Au cours de la conférence suivante Géraldine Mallet a présenté avec brio et passion les sculptures en marbre de l’abbatiale de Saint Pons de Thomières.

Comme les marbres des Pyrénées orientales (Villefranche-de-Conflent, Céret, Baixas), celui de Saint-Pons-de-Thomières a été exploité au cours des siècles du Moyen Âge. Blanc ou rouge, il a servi pour la sculpture monumentale, notamment pour les tympans de l’église et les chapiteaux de son ancien cloître de nos jours dispersés.

 

Un bond dans le temps jusqu’à l’époque contemporaine, et nous voici avec Zoé Valat qui nous présente les travailleurs du marbre à Saint Pons de Thomières.

Le savoir-faire des hommes du marbre du pays saint-ponais est souvent méconnu. Peu d’archives publiques et/ou privées témoignent de cette activité mais la mémoire vive des anciens professionnels, des habitants de Saint-Pons nous apporte de précieux témoignages qui nous permettent de comprendre toute l’importance de cette activité dans le Pays. Dans la présentation des différents groupes de professionnels de la fin du XIXe siècle à nos jours, l’évolution économique des exploitations et des techniques est indissociable de celle du métier et de sa perception.

Dominique Ménard, expert spécialisé en objet d’art et de collection, nous a présenté une table d’échantillons de marbres du XIXème s. Dérivées des tables romaines selon les techniques du commesso et de l’intarsia de la renaissance, ainsi que de celles produites par la Galleria dei Lavori à Florence à partir de 1588, ou encore dès 1667 de la Manufacture des Gobelins à Paris, les tables dites ‘’d’échantillons’’ eurent leurs heures de gloire. Un exemple significatif se trouve dans celle qui fut offerte par le Roi d’Espagne à la France en 1774 munie de 108 échantillons  de marbres issues des carrières espagnoles. Les ateliers romains se sont fait une spécialité de ce genre de production, en utilisant notamment des échantillons antiques récupérés sur les monuments délabrés de la Rome antique mais aussi sur les blocs de marbre abandonnés sur le port d’Ostie.  Seule la connaissance des marbres et de leur histoire permet, à l’analyse, d’en effectuer une expertise complète. La table d’échantillons en guéridon présentée à Siran provenait de la maison Alphonse Giroux à Paris.

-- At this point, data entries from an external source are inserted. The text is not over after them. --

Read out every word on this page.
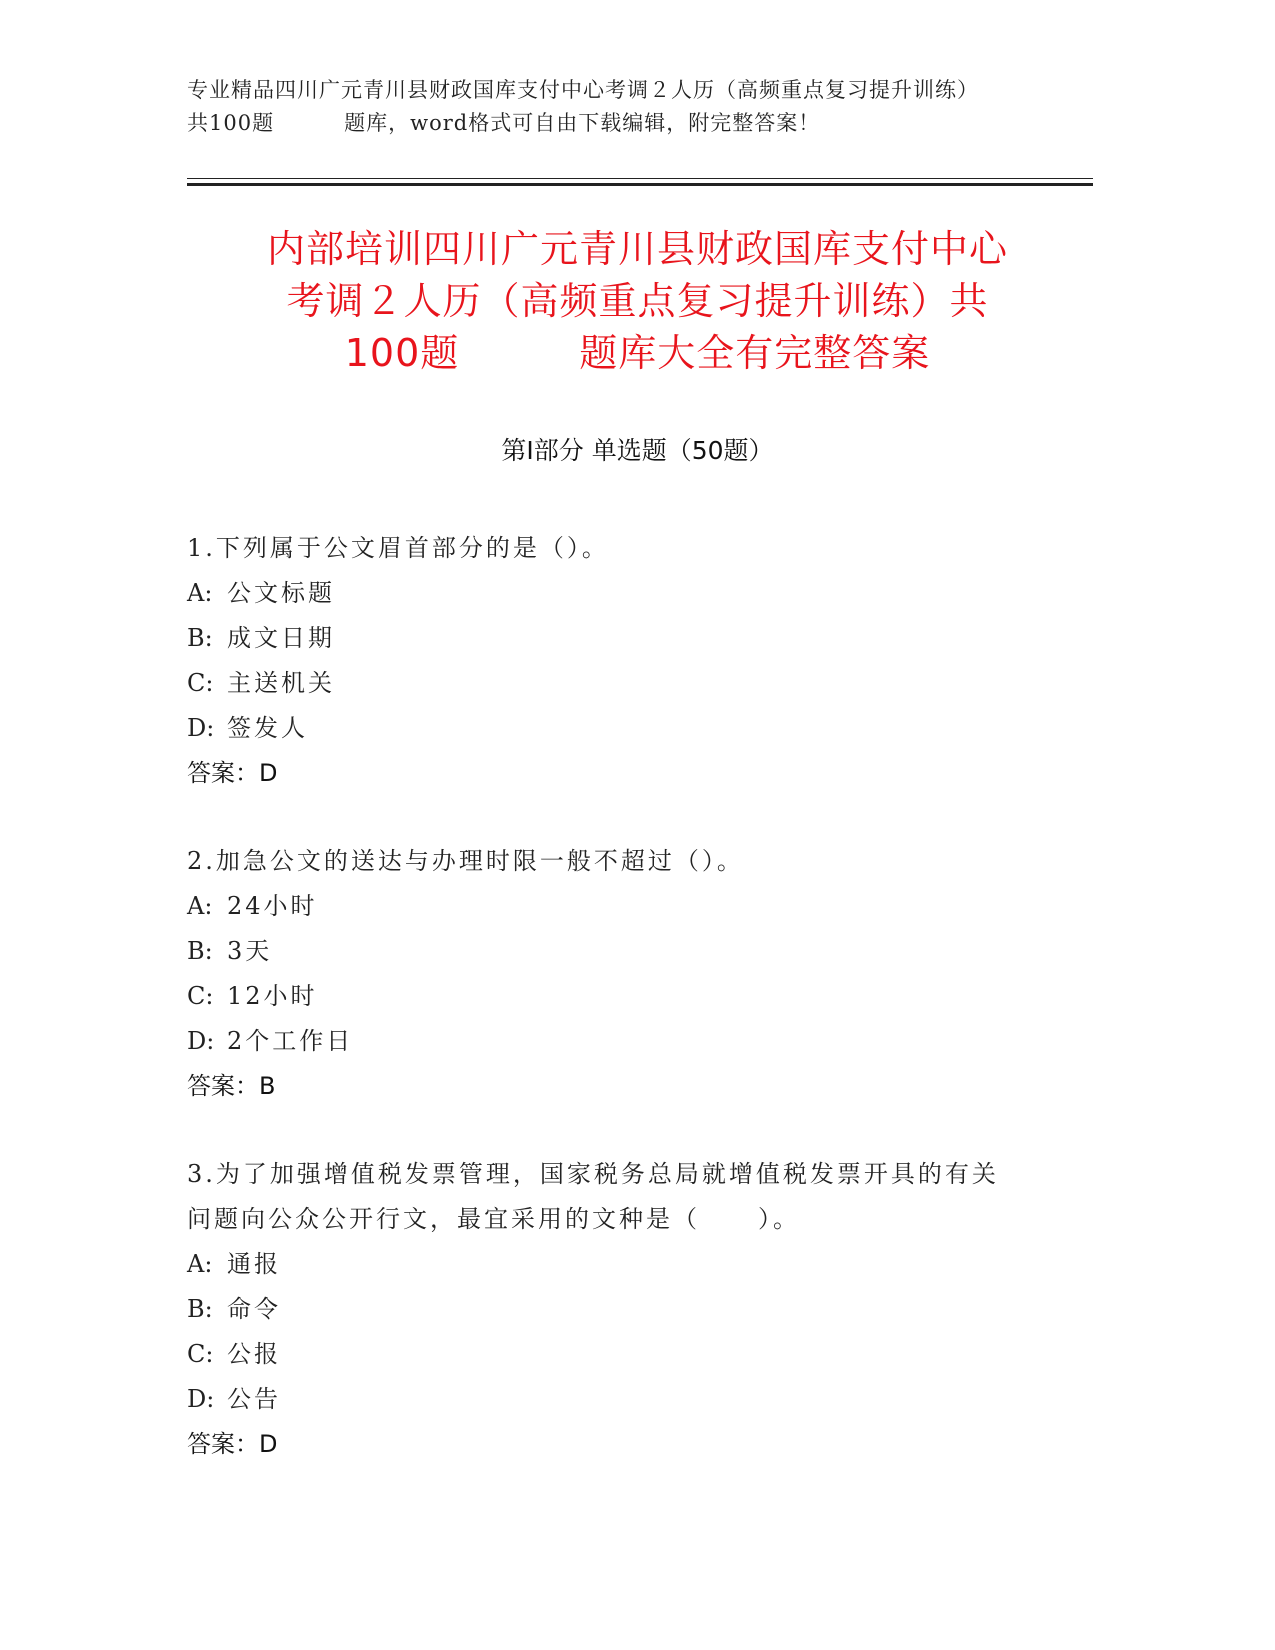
专业精品四川广元青川县财政国库支付中心考调２人历（高频重点复习提升训练）
共100题	题库，word格式可自由下载编辑，附完整答案！
内部培训四川广元青川县财政国库支付中心
考调２人历（高频重点复习提升训练）共
100题	题库大全有完整答案
第Ⅰ部分 单选题（50题）
1.下列属于公文眉首部分的是（）。
A: 公文标题
B: 成文日期
C: 主送机关
D: 签发人
答案：D
2.加急公文的送达与办理时限一般不超过（）。
A: 24小时
B: 3天
C: 12小时
D: 2个工作日
答案：B
3.为了加强增值税发票管理，国家税务总局就增值税发票开具的有关
问题向公众公开行文，最宜采用的文种是（ ）。
A: 通报
B: 命令
C: 公报
D: 公告
答案：D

Aux conférences du samedi ont succédé deux ateliers, l’un de mosaïques sur marbre animé par l’atelier de Fine et l’autre, une initiation à la sculpture animé par Michel Sandonato.

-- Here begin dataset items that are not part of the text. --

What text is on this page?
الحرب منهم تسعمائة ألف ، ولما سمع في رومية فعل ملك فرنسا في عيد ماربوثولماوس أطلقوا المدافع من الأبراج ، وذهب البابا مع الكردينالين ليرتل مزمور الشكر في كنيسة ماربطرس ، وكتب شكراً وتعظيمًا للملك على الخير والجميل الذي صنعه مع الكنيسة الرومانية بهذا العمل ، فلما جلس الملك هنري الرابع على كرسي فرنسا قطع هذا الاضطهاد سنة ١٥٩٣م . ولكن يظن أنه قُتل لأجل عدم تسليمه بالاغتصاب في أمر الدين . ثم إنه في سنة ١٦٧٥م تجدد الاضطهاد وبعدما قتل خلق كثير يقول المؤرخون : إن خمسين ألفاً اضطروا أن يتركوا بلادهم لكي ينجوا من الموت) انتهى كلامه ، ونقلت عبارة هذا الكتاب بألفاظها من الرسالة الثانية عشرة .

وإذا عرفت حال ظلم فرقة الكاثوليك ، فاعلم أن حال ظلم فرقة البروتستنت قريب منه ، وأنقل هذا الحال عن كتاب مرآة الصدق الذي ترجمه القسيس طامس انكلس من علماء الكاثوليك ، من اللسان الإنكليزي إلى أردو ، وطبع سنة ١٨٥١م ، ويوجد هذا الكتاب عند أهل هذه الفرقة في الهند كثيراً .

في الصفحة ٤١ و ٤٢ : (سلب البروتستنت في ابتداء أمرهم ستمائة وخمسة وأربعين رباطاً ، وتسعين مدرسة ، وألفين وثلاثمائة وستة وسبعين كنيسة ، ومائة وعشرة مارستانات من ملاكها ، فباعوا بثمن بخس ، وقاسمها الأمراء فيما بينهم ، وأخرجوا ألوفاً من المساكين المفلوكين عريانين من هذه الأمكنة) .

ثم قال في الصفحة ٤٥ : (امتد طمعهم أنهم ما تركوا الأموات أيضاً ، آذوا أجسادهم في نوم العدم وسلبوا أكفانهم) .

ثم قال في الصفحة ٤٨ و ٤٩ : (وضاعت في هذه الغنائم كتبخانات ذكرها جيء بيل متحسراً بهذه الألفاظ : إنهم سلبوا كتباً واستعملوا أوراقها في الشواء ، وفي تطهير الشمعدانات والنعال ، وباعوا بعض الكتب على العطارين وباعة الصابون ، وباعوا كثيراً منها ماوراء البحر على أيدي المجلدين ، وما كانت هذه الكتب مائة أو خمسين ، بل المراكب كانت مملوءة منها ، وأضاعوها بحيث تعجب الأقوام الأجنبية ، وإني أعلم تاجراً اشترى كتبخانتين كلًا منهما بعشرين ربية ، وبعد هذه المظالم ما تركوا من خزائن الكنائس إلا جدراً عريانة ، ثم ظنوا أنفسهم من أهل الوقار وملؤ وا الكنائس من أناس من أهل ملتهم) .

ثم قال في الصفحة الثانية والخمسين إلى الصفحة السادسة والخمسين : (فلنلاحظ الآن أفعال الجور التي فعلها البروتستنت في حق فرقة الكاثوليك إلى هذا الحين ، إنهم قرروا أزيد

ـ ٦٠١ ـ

Les participants pouvaient aussi choisir de suivre la visite de l’église de Siran guidée par Frédéric Mazeran, architecte départemental.

L’église Saint-Baudile de Siran, identifiée pour son grand intérêt, est un édifice Inscrit à l’Inventaire des Monuments Historiques depuis le 30 décembre 1925.

D’un point de vue historique, l’église est mentionnée pour la première fois en 1208. Elle fut détachée de l’archevêché de Narbonne en 1318, à la suite de la création du nouveau diocèse de Saint-Pons de Thomières auquel elle va se retrouvée rattachée avec nombre d’autres églises du Minervois. Son origine romane est soulignée par la conservation d’une première travée du XIIe siècle située à l’aplomb du Clocher. Cette travée  a joué primitivement un rôle de narthex d’entrée au lieu de culte. L’édifice roman va être entièrement reconstruit à la fin du XVe siècle, son chantier répondant à une nécessité d’établir un édifice plus vaste face à un accroissement des fidèles. L’œuvre de cette époque encore visible de nos jours, conserve le plan de l’édifice et ses détails d’architectures (profils d’ornementation) ainsi qu’un remarquable portail de style gothique flamboyant surmonté en partie haute de pinacles et d’un gâble.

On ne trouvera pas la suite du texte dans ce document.